In the late 1990s, Fred Hickey, editor of The High-Tech Strategist, drew criticism for his vocal opposition to the market excesses of the time. Referred to as “bubbleheads,” detractors left unpleasant messages on his voicemail. Despite this, Hickey garnered a devoted following among bearish investors. While eventually proven right, he miscalculated when he stated in December 1999 that the tech stock valuations of the era were unprecedented and unlikely to recur in his lifetime. Hickey, who still issues his monthly investment newsletter, now finds the current market environment to be even more irrational, reminiscent of the earlier dotcom bubble.
Since 1987, Hickey has been producing his publication discreetly without a website, distributing it via mail or PDF with an unchanged masthead over the past 25 years. Working from his home in Nashua, New Hampshire, away from the pressures of Wall Street and Silicon Valley optimism, he gathers insights from industry publications, earnings calls (assisted by his son Ryan), and tech contacts. Hickey sees himself as the voice questioning prevailing narratives, akin to the child in Hans Christian Andersen’s tale about the non-existent emperor’s new clothes.

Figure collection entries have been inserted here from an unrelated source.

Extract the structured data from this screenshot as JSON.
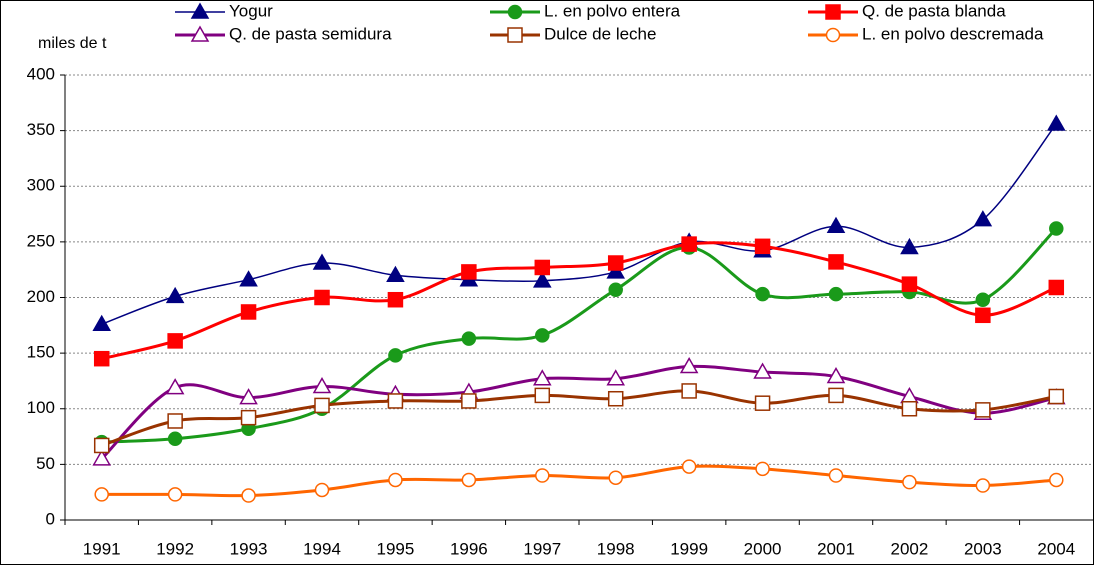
{
  "chart_data": {
    "type": "line",
    "y_label": "miles de t",
    "categories": [
      "1991",
      "1992",
      "1993",
      "1994",
      "1995",
      "1996",
      "1997",
      "1998",
      "1999",
      "2000",
      "2001",
      "2002",
      "2003",
      "2004"
    ],
    "ylim": [
      0,
      400
    ],
    "yticks": [
      0,
      50,
      100,
      150,
      200,
      250,
      300,
      350,
      400
    ],
    "grid": true,
    "smooth": true,
    "series": [
      {
        "name": "Yogur",
        "color": "#000080",
        "marker": "triangle",
        "filled": true,
        "values": [
          176,
          201,
          216,
          231,
          220,
          216,
          215,
          223,
          250,
          242,
          264,
          245,
          270,
          356
        ]
      },
      {
        "name": "L. en polvo entera",
        "color": "#1a9a1a",
        "marker": "circle",
        "filled": true,
        "values": [
          70,
          73,
          82,
          100,
          148,
          163,
          166,
          207,
          245,
          203,
          203,
          205,
          198,
          262
        ]
      },
      {
        "name": "Q. de pasta blanda",
        "color": "#ff0000",
        "marker": "square",
        "filled": true,
        "values": [
          145,
          161,
          187,
          200,
          198,
          223,
          227,
          231,
          248,
          246,
          232,
          212,
          184,
          209
        ]
      },
      {
        "name": "Q. de pasta semidura",
        "color": "#800080",
        "marker": "triangle",
        "filled": false,
        "values": [
          55,
          119,
          110,
          120,
          113,
          115,
          127,
          127,
          138,
          133,
          129,
          111,
          96,
          110
        ]
      },
      {
        "name": "Dulce de leche",
        "color": "#993300",
        "marker": "square",
        "filled": false,
        "values": [
          67,
          89,
          92,
          103,
          107,
          107,
          112,
          109,
          116,
          105,
          112,
          100,
          99,
          111
        ]
      },
      {
        "name": "L. en polvo descremada",
        "color": "#ff6600",
        "marker": "circle",
        "filled": false,
        "values": [
          23,
          23,
          22,
          27,
          36,
          36,
          40,
          38,
          48,
          46,
          40,
          34,
          31,
          36
        ]
      }
    ]
  }
}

Today, Hickey observes speculative behaviors pervading various investment sectors: a surge in zero-day-to-expiry options dominating the options market, investors habituated to buying every dip due to prolonged Federal Reserve support, the rise of spoof cryptocurrencies as speculative instruments, record-high margin debt, and historically low cash levels in mutual funds. Drawing parallels to the dotcom mania of the late 1990s, Hickey remains wary of the current market exuberance.
The hype surrounding artificial intelligence (AI) has overshadowed other developments, with a significant portion of the S&P 500’s market capitalization attributed to AI-related stocks. While some argue that market exuberance is less pronounced than in the late 1990s due to fewer initial public offerings, Hickey contends that the emergence of private AI firms like OpenAI, with substantial funding and avoiding public scrutiny, indicates a larger AI sector capitalization than the technology, media, and telecom sectors combined at the turn of the century.
While Hickey acknowledged the transformative power of the internet during the dotcom era, he expresses skepticism about the projected impact of AI today. Distinguishing between traditional AI and generative AI, he deems the latter, promising capabilities like curing diseases, writing literature, and boosting productivity, as overhyped. Contrary to optimistic forecasts, Hickey remains critical of generative AI’s practical limitations and its potential to deliver the promised revolution.
Challenging the notion of AI achieving superintelligence through larger models and enhanced computational power, Hickey remains unconvinced by recent advancements in the field. Despite the enthusiasm surrounding AI, Hickey points to persistent errors and limitations in current models, casting doubt on the industry’s lofty predictions for AI’s future.
Drawing parallels to past technological revolutions, Hickey’s skepticism about AI’s transformative potential is echoed by eminent computer scientists who critique the limitations of generative AI. Notably, experts like Yann LeCun, Richard Sutton, and Gary Marcus share concerns about the fundamental shortcomings of current AI models, casting doubt on the industry’s grand visions of superintelligence and transformative capabilities.
Hickey anticipates that the deficiencies of generative AI will eventually be acknowledged, leading to a substantial overinvestment in computing infrastructure and a subsequent collapse in tech profits and valuations, akin to the market downturn experienced 25 years ago.